While you are advised to be friendly and outgoing, don't be pushy. Many couples who are new to swinging often have unrealistic expectations and are not prepared for the rejections that may sometimes occur. Freshly showered, perfumed, and neatly dressed people make more contacts. Don't let your personal physical idiosyncrasies stop you from having a good time. No one is perfect, although it is common for new "swingers" to see others as more attractive or better conversationalists than themselves. Don't let your own mind be your worst enemy. Be prepared to handle rejection but don't take it personally.
It is important to remember that PERSONAL CHOICE is the right of every individual and to 'respect that right' is only common courtesy. Learn how to accept "no thank you" graciously. Your approach -- which should be the same as it would be at any social setting -- is a key factor to your acceptance as a desirable partner/friend.
There are several variations to swinging and it is important that you and your mate decide, in advance, those which you like and dislike. Some couples prefer to be alone, while others prefer to be with other couples. Establish your own ground rules, but please decide on them BEFORE you start to swing. For a guide to the different types of swinging, please have a quick read of the website www.whatisswinging.com It will help you have more fun at any event you attend by explaining how to behave in each situation.
Some people will probably break the ice by introducing themselves, along with other couples they know. It's their way of making you feel at home. Feel free to join their conversation and you'll find that most of them will be happy to answer any questions you may have about the swinging lifestyle. Be open and honest. Tell them that you are new to swinging and you'll discover how helpful people can be.

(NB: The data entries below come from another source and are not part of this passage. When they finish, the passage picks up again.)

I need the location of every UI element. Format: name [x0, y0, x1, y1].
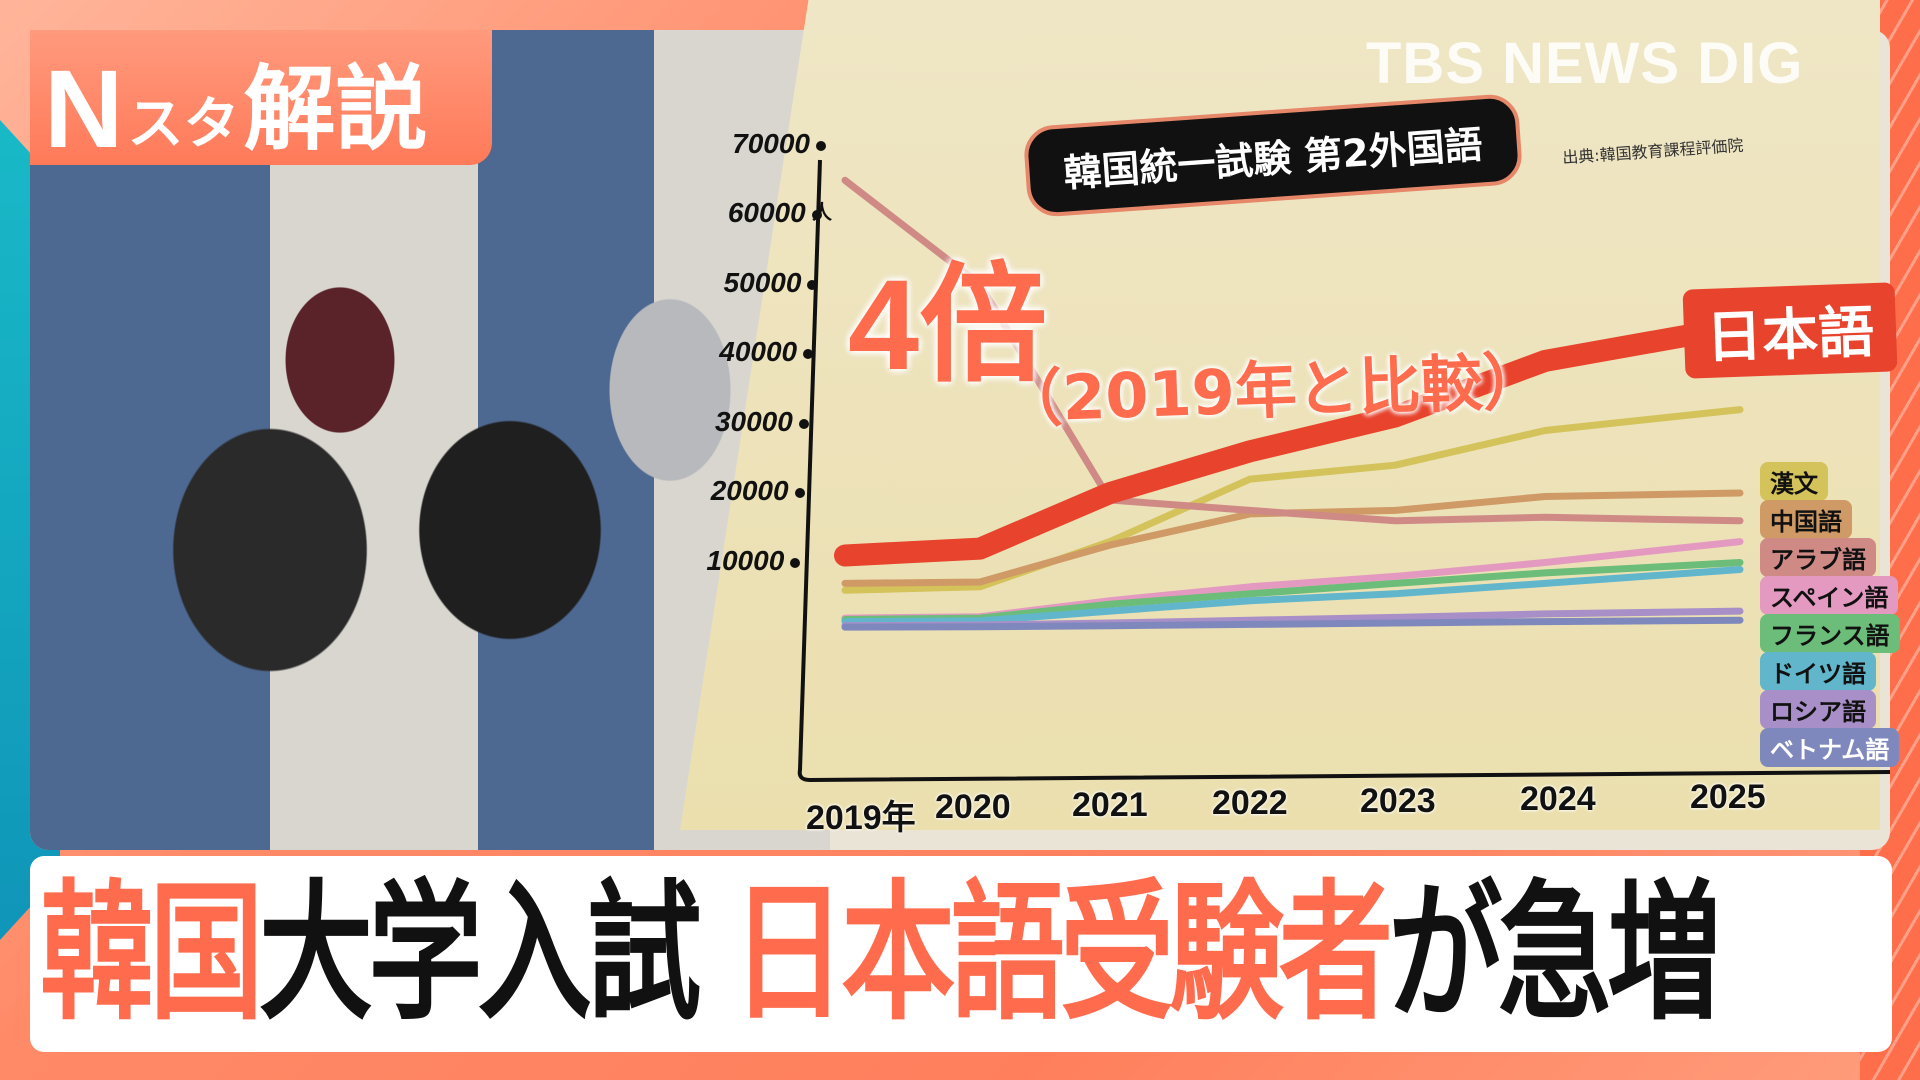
- program-logo-sta: スタ: [127, 92, 240, 157]
- x-tick-label: 2019年: [806, 799, 916, 837]
- y-tick-dot: [811, 210, 822, 220]
- chart-axes: [797, 159, 1891, 783]
- program-logo: N スタ 解説: [30, 30, 492, 165]
- multiplier-callout: 4倍: [848, 254, 1048, 397]
- y-axis-unit: 人: [812, 200, 832, 224]
- program-logo-kaisetsu: 解説: [243, 56, 428, 163]
- legend-item: 漢文: [1760, 462, 1828, 501]
- caption-korea: 韓国: [40, 867, 263, 1041]
- legend-item: フランス語: [1760, 614, 1900, 653]
- y-tick-label: 50000: [723, 266, 802, 298]
- caption-surge: が急増: [1388, 867, 1721, 1041]
- caption-university-exam: 大学入試: [258, 867, 701, 1041]
- x-tick-label: 2022: [1212, 784, 1288, 822]
- y-tick-label: 60000: [727, 197, 806, 228]
- legend-item: ドイツ語: [1760, 652, 1876, 691]
- headline-caption: 韓国大学入試 日本語受験者が急増: [30, 856, 1892, 1052]
- y-tick-label: 40000: [719, 336, 798, 367]
- comparison-note: （2019年と比較）: [999, 344, 1546, 437]
- series-line-日本語: [834, 315, 1751, 567]
- x-tick-label: 2020: [935, 788, 1011, 826]
- y-tick-label: 10000: [706, 544, 785, 576]
- y-tick-dot: [794, 488, 805, 498]
- legend-item: ロシア語: [1760, 690, 1876, 729]
- x-tick-label: 2021: [1072, 786, 1148, 824]
- y-tick-label: 20000: [710, 475, 789, 506]
- series-line-ベトナム語: [841, 616, 1744, 631]
- y-tick-dot: [803, 349, 814, 359]
- y-tick-dot: [807, 279, 818, 290]
- program-logo-n: N: [44, 48, 124, 171]
- x-tick-label: 2025: [1690, 778, 1766, 816]
- x-tick-label: 2023: [1360, 782, 1436, 820]
- tbs-news-dig-logo: TBS NEWS DIG: [1366, 31, 1804, 96]
- y-tick-label: 70000: [732, 127, 810, 159]
- x-tick-label: 2024: [1520, 780, 1596, 818]
- caption-japanese-examinees: 日本語受験者: [731, 867, 1393, 1041]
- y-tick-dot: [816, 140, 826, 151]
- series-line-ドイツ語: [841, 566, 1744, 626]
- japanese-series-label: 日本語: [1682, 282, 1898, 379]
- series-line-アラブ語: [841, 176, 1744, 525]
- y-tick-dot: [790, 557, 801, 568]
- y-tick-label: 30000: [714, 405, 793, 437]
- classroom-photo: [30, 30, 830, 850]
- series-lines: [834, 176, 1751, 631]
- series-line-漢文: [841, 406, 1744, 594]
- legend-item: スペイン語: [1760, 576, 1899, 615]
- legend-item: アラブ語: [1760, 538, 1876, 577]
- y-tick-dot: [798, 418, 809, 429]
- legend-item: ベトナム語: [1760, 728, 1900, 767]
- legend-item: 中国語: [1760, 500, 1852, 539]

On your first venture into the swinging scene, you may feel somewhat uneasy about seeing your mate with someone else. Some swingers want to share swinging with their mate and feel uneasy having their mate leave to another room with someone. Everyone has their own reasons for their feelings and all feelings are real and should be respected. To avoid embarrassment or disillusionment, discuss your inhibitions with your mate beforehand. Both of you may be more comfortable after talking to other couples and learning how they handled their first swinging session. Remember that getting it right the first time will make both of you more relaxed about attending future swining events.